Mustafa Kemal biraz büyüdükten sonra Selanik’teki bir okula kayıt oldu. Birkaç gün sonra bir sınıf arkadaşıyla kavga ettiği için cezalandırıldı. Bu cezayı protesto edip öğretmeni ile tartışan Mustafa Kemal okulu terk etti. Bir öğretmenle (haksızlığa karşı) savaşıp eğitimini feda eden bu çocuk daha sonra büyük bir “savaşçı” olduğunu ispatladı.
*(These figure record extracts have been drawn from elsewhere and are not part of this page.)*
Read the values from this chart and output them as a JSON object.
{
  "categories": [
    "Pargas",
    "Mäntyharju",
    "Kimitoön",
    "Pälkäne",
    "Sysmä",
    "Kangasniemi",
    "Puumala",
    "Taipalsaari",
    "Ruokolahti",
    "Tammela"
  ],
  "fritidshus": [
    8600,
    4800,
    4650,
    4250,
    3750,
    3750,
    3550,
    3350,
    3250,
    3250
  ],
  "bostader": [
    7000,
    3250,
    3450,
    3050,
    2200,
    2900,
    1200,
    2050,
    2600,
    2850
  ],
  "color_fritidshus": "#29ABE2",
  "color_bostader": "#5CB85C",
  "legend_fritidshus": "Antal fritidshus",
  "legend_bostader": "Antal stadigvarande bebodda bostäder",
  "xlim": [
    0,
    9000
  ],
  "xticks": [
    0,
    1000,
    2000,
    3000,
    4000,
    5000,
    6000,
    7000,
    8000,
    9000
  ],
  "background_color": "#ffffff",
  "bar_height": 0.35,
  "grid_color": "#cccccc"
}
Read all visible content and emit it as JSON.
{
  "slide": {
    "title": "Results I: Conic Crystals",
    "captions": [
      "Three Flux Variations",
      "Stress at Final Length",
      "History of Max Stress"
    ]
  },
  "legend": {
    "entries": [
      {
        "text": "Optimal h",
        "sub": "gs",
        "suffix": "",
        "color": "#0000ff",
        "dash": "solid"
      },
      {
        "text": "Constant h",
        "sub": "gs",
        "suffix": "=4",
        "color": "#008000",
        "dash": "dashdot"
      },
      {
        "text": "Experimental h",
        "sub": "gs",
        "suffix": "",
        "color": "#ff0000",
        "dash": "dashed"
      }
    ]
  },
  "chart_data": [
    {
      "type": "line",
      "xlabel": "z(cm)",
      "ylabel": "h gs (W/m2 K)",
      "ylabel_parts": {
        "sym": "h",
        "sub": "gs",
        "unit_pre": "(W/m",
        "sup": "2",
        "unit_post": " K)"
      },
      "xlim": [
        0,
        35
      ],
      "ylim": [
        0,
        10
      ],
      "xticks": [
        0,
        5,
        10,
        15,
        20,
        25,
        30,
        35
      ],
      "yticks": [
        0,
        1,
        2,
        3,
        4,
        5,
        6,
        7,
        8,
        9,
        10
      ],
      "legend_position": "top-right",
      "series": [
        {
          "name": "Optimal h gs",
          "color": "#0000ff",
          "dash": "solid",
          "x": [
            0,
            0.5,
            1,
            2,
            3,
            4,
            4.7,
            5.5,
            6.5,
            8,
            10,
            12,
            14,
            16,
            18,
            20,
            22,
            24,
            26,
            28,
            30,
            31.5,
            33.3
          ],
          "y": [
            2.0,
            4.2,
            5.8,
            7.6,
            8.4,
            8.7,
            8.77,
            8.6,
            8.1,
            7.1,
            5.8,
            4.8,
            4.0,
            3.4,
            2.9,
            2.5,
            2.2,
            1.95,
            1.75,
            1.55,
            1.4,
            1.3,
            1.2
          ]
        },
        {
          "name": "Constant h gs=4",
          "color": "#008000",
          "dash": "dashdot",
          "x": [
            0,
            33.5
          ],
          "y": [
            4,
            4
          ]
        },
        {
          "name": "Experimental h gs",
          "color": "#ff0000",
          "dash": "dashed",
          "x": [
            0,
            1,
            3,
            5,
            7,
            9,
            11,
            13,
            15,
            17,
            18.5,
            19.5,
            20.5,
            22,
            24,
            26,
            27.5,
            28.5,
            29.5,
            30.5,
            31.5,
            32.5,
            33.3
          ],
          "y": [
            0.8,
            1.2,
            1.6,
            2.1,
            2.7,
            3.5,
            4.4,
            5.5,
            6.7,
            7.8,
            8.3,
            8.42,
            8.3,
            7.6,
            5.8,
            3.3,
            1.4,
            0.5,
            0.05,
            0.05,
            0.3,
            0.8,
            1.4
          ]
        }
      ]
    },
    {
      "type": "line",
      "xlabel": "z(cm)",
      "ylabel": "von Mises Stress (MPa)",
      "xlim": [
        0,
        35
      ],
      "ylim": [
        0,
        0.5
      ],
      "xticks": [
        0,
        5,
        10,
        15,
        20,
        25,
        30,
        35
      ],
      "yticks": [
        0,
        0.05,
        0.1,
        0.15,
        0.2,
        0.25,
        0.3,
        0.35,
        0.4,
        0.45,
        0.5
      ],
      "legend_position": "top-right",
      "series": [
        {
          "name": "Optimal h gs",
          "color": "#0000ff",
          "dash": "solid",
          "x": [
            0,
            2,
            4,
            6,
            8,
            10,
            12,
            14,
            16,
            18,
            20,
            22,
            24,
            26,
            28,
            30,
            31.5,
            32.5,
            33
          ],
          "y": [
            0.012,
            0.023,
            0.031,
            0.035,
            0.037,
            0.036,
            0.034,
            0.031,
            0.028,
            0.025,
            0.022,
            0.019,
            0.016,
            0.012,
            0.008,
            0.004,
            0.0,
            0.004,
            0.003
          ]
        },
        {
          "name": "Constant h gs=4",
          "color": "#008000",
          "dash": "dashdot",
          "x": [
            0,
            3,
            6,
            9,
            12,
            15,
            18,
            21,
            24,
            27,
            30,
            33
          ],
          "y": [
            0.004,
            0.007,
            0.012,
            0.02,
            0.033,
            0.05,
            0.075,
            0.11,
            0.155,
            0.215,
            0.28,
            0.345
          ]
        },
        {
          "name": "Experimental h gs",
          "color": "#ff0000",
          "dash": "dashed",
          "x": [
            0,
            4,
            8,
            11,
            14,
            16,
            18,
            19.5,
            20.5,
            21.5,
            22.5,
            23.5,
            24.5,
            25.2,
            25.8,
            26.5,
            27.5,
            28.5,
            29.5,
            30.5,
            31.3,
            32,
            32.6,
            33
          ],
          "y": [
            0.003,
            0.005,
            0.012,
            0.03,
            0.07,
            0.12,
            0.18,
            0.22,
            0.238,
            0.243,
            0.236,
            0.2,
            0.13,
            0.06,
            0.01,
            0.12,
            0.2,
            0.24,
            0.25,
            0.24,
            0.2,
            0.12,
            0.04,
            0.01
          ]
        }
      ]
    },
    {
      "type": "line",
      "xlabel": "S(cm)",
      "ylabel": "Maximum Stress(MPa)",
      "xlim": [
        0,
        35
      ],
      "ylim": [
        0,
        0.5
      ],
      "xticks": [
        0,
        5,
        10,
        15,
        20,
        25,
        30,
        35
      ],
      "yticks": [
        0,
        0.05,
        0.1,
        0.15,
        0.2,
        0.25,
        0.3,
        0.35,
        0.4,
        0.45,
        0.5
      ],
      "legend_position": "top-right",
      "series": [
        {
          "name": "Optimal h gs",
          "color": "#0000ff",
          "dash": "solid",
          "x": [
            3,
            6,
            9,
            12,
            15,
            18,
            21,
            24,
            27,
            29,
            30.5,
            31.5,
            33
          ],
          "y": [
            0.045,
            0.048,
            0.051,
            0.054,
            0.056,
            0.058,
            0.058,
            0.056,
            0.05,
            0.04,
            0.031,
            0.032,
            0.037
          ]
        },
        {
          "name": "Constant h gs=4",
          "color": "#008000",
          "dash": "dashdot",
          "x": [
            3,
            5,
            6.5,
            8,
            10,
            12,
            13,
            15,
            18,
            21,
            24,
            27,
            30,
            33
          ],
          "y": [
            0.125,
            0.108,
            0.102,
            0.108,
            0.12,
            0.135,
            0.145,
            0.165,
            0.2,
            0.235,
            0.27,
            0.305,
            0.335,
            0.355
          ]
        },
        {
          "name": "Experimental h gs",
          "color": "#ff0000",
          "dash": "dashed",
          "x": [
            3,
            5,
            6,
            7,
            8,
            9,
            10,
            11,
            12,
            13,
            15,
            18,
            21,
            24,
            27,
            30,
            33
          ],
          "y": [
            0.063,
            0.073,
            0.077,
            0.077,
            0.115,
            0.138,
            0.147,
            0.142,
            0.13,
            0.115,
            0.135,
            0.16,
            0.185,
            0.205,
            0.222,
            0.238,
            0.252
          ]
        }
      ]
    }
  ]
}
O, padişahı ve halifesi Abdulhamid’in zulmüne, keyfi idare sistemine ve baskıya karşı savaştı. Trablusgarp’ta İtalya’ya ve Balkan ülkelerine karşı savaştı. Enver Paşa, Talat Paşa, Cemal Paşa’ya karşı savaştı ve Sultan Abdulhamit’in azledilişinden sonra gücü kendi ellerinde tutanlara karşı savaştı. Çanakkale’de İngilizlere karşı savaştı. Suriye ve Filistin’de savaştı. Sakarya’da Yunanlıların ülkeyi ele geçirme heveslerine karşı ve Lozan’da İngiliz diplomasisine karşı savaştı. O kendi ülkesinde cehalet ve gericiliğe karşı savaştı. Kısacası Mustafa Kemal mücessem savaştı. Bütün hayatı savaşarak geçti. O bütün savaşları kazandı ama hayatının son savaşında yenik düştü ve ölümün acımasız eli bir tek hamlede bütün arzularına, isteklerine ve programlarına son verdi.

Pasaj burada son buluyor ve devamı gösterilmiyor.